という問題に過ぎないのだ。したがって、彼女が事務所から契約解除された話をキャンセルカルチャーとして捉えることは事実誤認といってよいだろう。言ってみれば、教えている教科内容でデタラメを投稿したフリーランスの予備校講師が契約した予備校から契約解除された話と同じことなのだ。



■フリーアナウンサーとしての芸能事務所との契約解除はキャンセルカルチャーになるか?

 フリーアナウンサーとしての芸能事務所との契約解除がキャンセルカルチャーでないといえるかどうかはかなり微妙である。ただし、フリーアナウンサーとはいうものの実態は結婚式等の式典の司会がメインであるようだ。

 さて、司会者が式典のプログラムに沿うものの自分なりの言葉も差し挟むことがあるようであれば、ジェンダー差別的なハラスメント発言をするアナウンサーは適性に欠くと言えなくもない。しかし、司会業に関してはハラスメント研修講師とは異なり、そこまで自分の言葉を差し挟む機会があるのかどうか微妙である。

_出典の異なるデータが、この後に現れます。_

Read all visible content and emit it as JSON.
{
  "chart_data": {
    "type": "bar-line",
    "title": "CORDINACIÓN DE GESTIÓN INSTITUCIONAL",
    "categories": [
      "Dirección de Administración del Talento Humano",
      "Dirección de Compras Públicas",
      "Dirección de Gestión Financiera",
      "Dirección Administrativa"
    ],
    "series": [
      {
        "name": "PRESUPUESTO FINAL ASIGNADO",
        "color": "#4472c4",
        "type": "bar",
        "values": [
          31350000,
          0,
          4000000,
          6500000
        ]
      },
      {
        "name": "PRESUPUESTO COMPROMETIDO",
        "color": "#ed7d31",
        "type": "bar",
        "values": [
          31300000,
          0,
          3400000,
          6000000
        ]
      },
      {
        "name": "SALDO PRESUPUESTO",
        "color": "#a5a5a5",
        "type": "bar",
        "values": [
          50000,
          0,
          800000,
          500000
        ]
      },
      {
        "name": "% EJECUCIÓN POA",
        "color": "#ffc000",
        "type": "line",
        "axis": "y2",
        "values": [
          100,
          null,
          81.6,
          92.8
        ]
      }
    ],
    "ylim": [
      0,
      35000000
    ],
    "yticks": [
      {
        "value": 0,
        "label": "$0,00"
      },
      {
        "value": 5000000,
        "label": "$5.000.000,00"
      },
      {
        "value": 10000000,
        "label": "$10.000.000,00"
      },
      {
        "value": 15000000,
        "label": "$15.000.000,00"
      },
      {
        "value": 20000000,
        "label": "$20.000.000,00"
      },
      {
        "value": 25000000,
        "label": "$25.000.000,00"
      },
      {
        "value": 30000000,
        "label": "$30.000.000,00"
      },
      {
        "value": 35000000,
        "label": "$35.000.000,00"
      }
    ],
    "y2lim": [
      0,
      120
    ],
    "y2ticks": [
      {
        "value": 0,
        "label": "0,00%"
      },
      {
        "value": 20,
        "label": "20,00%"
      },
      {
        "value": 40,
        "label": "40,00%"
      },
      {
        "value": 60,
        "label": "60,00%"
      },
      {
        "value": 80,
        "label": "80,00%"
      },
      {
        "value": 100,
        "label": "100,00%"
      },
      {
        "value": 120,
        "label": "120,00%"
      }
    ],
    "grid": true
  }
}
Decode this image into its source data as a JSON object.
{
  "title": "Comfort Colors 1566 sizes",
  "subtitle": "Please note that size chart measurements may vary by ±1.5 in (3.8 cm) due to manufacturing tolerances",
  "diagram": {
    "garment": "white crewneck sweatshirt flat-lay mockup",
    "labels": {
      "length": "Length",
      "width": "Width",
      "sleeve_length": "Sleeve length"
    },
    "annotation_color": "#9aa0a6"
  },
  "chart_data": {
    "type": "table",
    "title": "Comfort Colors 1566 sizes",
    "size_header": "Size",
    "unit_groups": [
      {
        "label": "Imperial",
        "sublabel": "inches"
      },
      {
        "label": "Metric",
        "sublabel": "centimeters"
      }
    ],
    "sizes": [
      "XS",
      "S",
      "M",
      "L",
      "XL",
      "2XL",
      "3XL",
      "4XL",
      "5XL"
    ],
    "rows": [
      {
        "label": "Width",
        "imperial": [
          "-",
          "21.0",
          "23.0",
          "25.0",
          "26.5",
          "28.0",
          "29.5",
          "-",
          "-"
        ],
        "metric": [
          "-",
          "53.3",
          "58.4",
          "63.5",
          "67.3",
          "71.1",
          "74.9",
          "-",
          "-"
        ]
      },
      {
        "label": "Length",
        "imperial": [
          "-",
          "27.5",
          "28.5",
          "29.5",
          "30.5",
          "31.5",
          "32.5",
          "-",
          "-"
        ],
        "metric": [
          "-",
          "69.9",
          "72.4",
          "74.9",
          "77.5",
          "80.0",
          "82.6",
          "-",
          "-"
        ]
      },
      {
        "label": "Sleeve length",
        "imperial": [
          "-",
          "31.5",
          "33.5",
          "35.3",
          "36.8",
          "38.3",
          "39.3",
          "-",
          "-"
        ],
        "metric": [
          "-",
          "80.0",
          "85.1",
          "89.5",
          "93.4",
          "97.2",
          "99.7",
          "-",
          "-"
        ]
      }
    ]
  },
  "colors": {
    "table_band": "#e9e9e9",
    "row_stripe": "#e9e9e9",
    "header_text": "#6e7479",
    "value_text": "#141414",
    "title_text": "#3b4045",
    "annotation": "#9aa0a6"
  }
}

 したがって、司会業を中心とするフリーアナウンサーとしての業務においてジェンダー差別的発言をする機会がそれなりにあるのであれば今回のSNS投稿によって川口氏が芸能事務所から契約解除されたことはキャンセルカルチャーとはいえない。しかし、そんな発言をする機会がほぼ無いのであればアナウンサーとしての業務とジェンダー差別的発言の間には直接的関係が無いと言えるので芸能事務所から契約解除されたことはキャンセルカルチャーとなる。

 その辺りは実態がどうであったのか明らかでなければ何とも言えない事だろう。



註1 何でも思ったことなら公言してもよい訳がない。「そう思ったこと、そう感じたことが事実であれば公言しても良い」と考えている人間が居るが、「何を思ってもいいし、何を感じてもいいし、何を考えてもいい」という内心の自由と、それらを口に出す表現の自由を混同している。その辺を弁別できず自分の都合の良いように、「表現」に対して無制限の自由である内心の自由であるかのように表現の自由を主張し、また別の場合には「内心」に対して一定の制約を受ける表現の自由であるかのように制約を主張するご都合主義を振りかざす人達がいる。フェミニストはそんなカスの典型だが、今回の場合も同じようなご都合主義を発揮しているのだ。